Since 1965 the foreign-born population of the United States has swelled from 9.6 million or 5 percent of the population to 45 million or 14 percent in 2015. Today, about one-quarter of the U.S. population consists of immigrants or the children of immigrants. Given the sizable representation of immigrants in the U.S. population, their health is a major influence on the health of the population as a whole. On average, immigrants are healthier than native-born Americans. Yet, immigrants also are subject to the systematic marginalization and discrimination that often lead to the creation of health disparities. To explore the link between immigration and health disparities, the Roundtable on the Promotion of Health Equity held a workshop in Oakland, California, on November 28, 2017. This summary of that workshop highlights the presentations and discussions of the workshop.

Research Handbook on Irregular Migration

Author : Ilse van Liempt
Publisher : Edward Elgar Publishing
Page : 417 pages
File Size : 10,4 MB
Release : 2023-03-02
Category : Political Science
ISBN : 1800377509

GET BOOK

Moving away from state categorizations on irregular migration, this Research Handbook critically examines processes and dynamics that generate and reproduce irregularity, and discusses who may count as an irregular migrant.
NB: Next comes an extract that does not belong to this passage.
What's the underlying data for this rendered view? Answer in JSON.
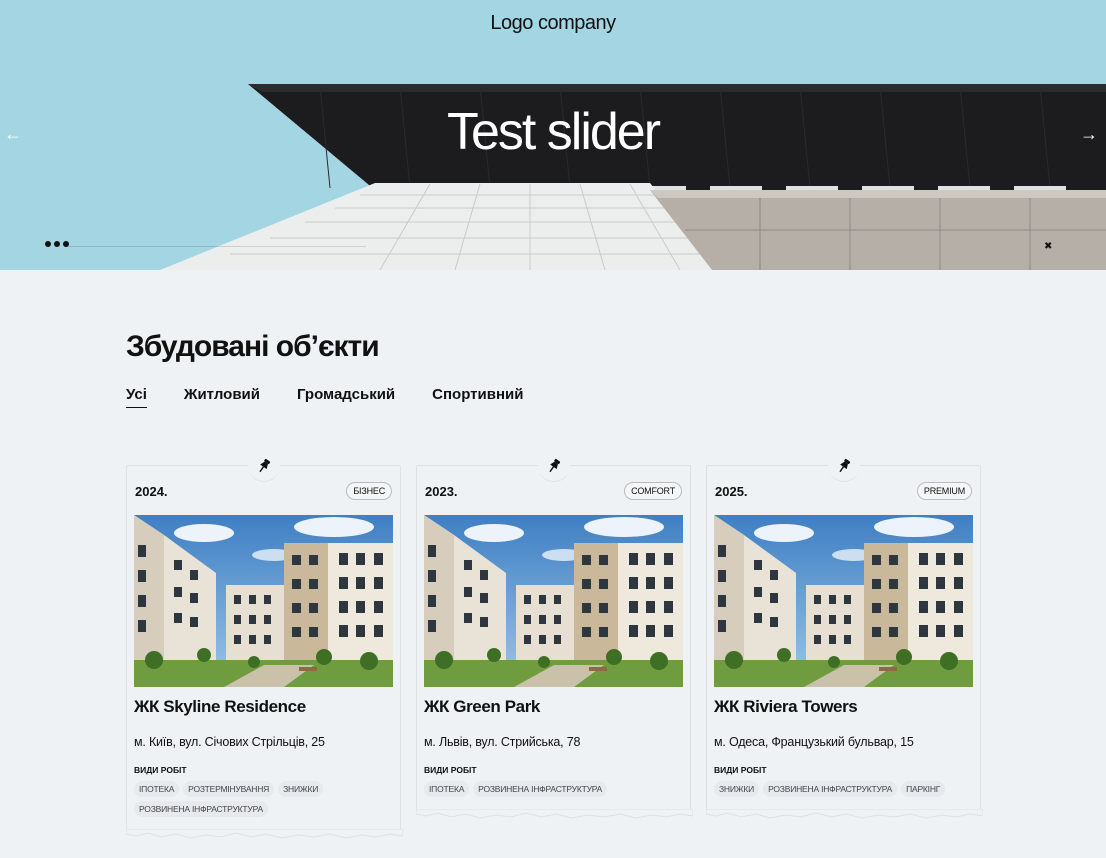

Gender and Citizenship in Historical and Transnational Perspective

Author : Anne Epstein
Publisher : Bloomsbury Publishing
Page : 288 pages
File Size : 30,32 MB
Release : 2017-09-16
Category : Social Science
ISBN : 1137497769

GET BOOK

With gender as its central focus, this book offers a transnational, multi-faceted understanding of citizenship as legislated, imagined, and exercised since the late eighteenth century. Framed around three crosscutting themes - agency, space and borders - leading scholars demonstrate what historians can bring to the study of citizenship and its evolving relationship with the theory and practice of democracy, and how we can make the concept of citizenship operational for studying past societies and cultures. The essays examine the past interactions of women and men with public authorities, their participation in civic life within various kinds of polities and the meanings they attached to their actions. In analyzing the way gender operated both to promote and to inhibit civic consciousness, action, and practice, this book advances our knowledge about the history of citizenship and the evolution of the modern state.